The same principle is in effect during Harrods' annual sale. While luxury retailers in other parts of the world quietly tuck markdown items into a corner, Britain's luxury department store takes a different tack: Each January, it conscripts a boldface celebrity to cut the ribbon, opening the sale with fanfare while ushering in shoppers who aren't necessarily regulars of the posh haunt. In short, it makes bargain shopping a grand event.
The British affection for mixing the high with the low is equally apparent on London's high street – the metonymous term for the main public and commercial area in any English town – where different retail philosophies, not to mention class divisions, really converge.
There is the 308-year-old Piccadilly matron Fortnum & Mason, known for cozy afternoon teas and luxury hampers; the H&Ms and Zaras; and, of course, the multidepartment emporia such as Harrods and Harvey Nichols, which boast the latest luxury designers in gleaming glass and marble display cases – and where, of course, the hobby of spelunking for deals among the designer pieces plays out.
That habit – the one Patsy and Edina honed over the course of 20 years at Harvey "it's fabulous, honey sweetie darling" Nicks – was originally imported to late-Edwardian England in 1909 by American-born Harry Selfridge (currently played by Jeremy Piven in a series melodrama based on Lindy Woodhead's biography Shopping, Seduction and Mr. Selfridge). The retailer's radical notion of shopping for pleasure, not necessity – along with his penchant for publicity and self-promotion – were learned at Chicago's famously sumptuous Marshall Field's department store, which helped fashion the American middle class. Selfridges, too, was aimed at the egalitarian middle, but it also made an effort to appeal to the working class by way of special promotions and flash sales.

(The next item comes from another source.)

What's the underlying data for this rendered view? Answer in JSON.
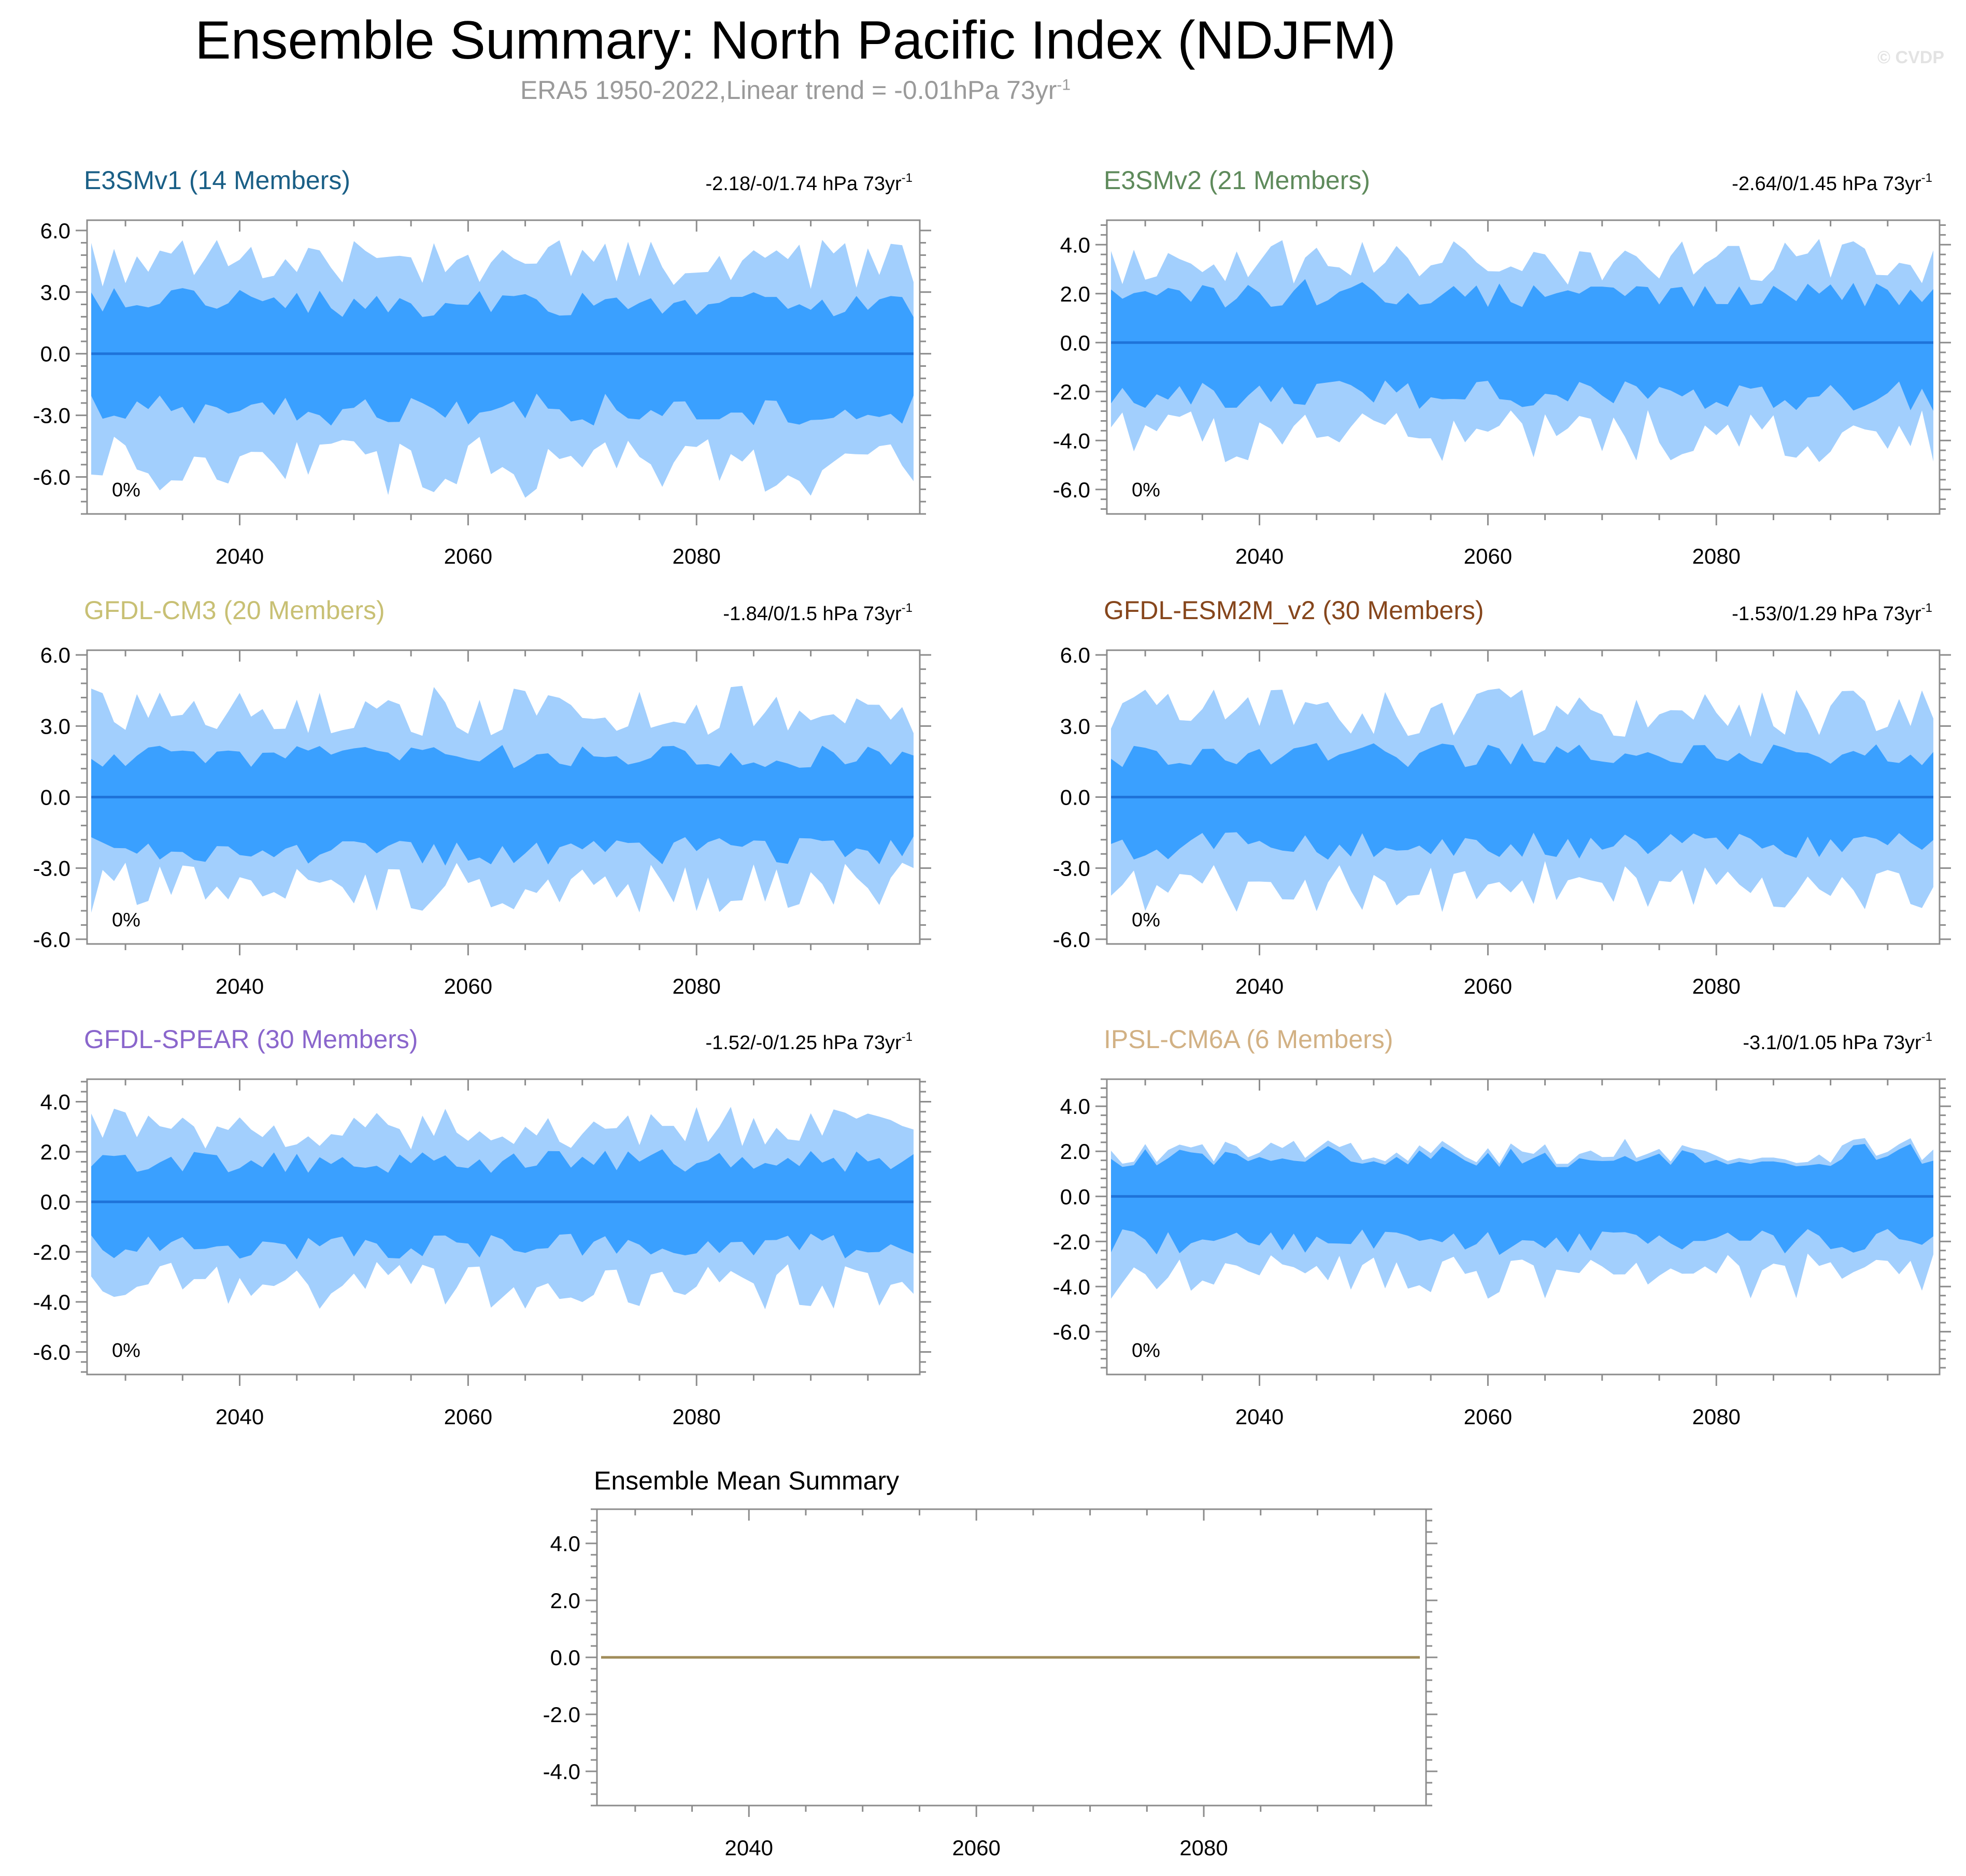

If that sounds a bit like noblesse oblige, it was – and yet, it was Selfridges itself that would eventually make a retail play that opened the high street to fast fashion, and shoppers of all budgets along with it.
In the 1960s, shopping became a serious (and unisex) leisure pursuit in Swinging London. It was the colourful independent shops on Carnaby Street, not Selfridges or Harrods, that produced the mod fashions that clothed the country's biggest youth movement. Those defining garments were locally designed, were hardly inexpensive and quickly became a uniform. It didn't take long for the big department stores to get in on the game. In 1966, Selfridges launched the in-store Miss Selfridge boutique on the high street, which specialized in younger, brighter, more affordable looks than those its flagship was known for. It was so successful that Miss Selfridge was spun off into a chain – and this nearly a decade before Zara, the queen of fast and youthful fashion, launched in Spain.
But it was Selfridge's spiritual heir, George Davies, who went a step further, pushing prices even lower. In 1981, the marketing and retail whiz founded the fashion chain Next, another staple of the British high street, before launching his eponymous, inexpensive and of-the-moment-driven George clothing label within the aisles of Asda, the mid-range national supermarket chain (sound familiar?), paving the way for a slew of fast-fashion shops that now flank the designer-stuffed department stores on the high street, not only in England but everywhere.
That's not necessarily a good thing. In Britain, the taste for mixing high with low has accelerated to such a degree that what Harry Selfridge would label 'low' now looks like the middle, given how far prices have fallen. Hearteningly, however, a wave of British activists might be first in putting on the brakes. A bold group of them have christened April 24 – the anniversary of the Rana Plaza clothing-factory tragedies in Bangladesh – Fashion Revolution Day. This year, it targeted the discount clothing chain Primark, urging shoppers at home (and in 70 participating countries) to boycott the brand – and to pepper it with questions about where its clothing is made and under what conditions. While the Brits have always celebrated the high-low mix, they seem to know as well as anyone just how low they're prepared to go.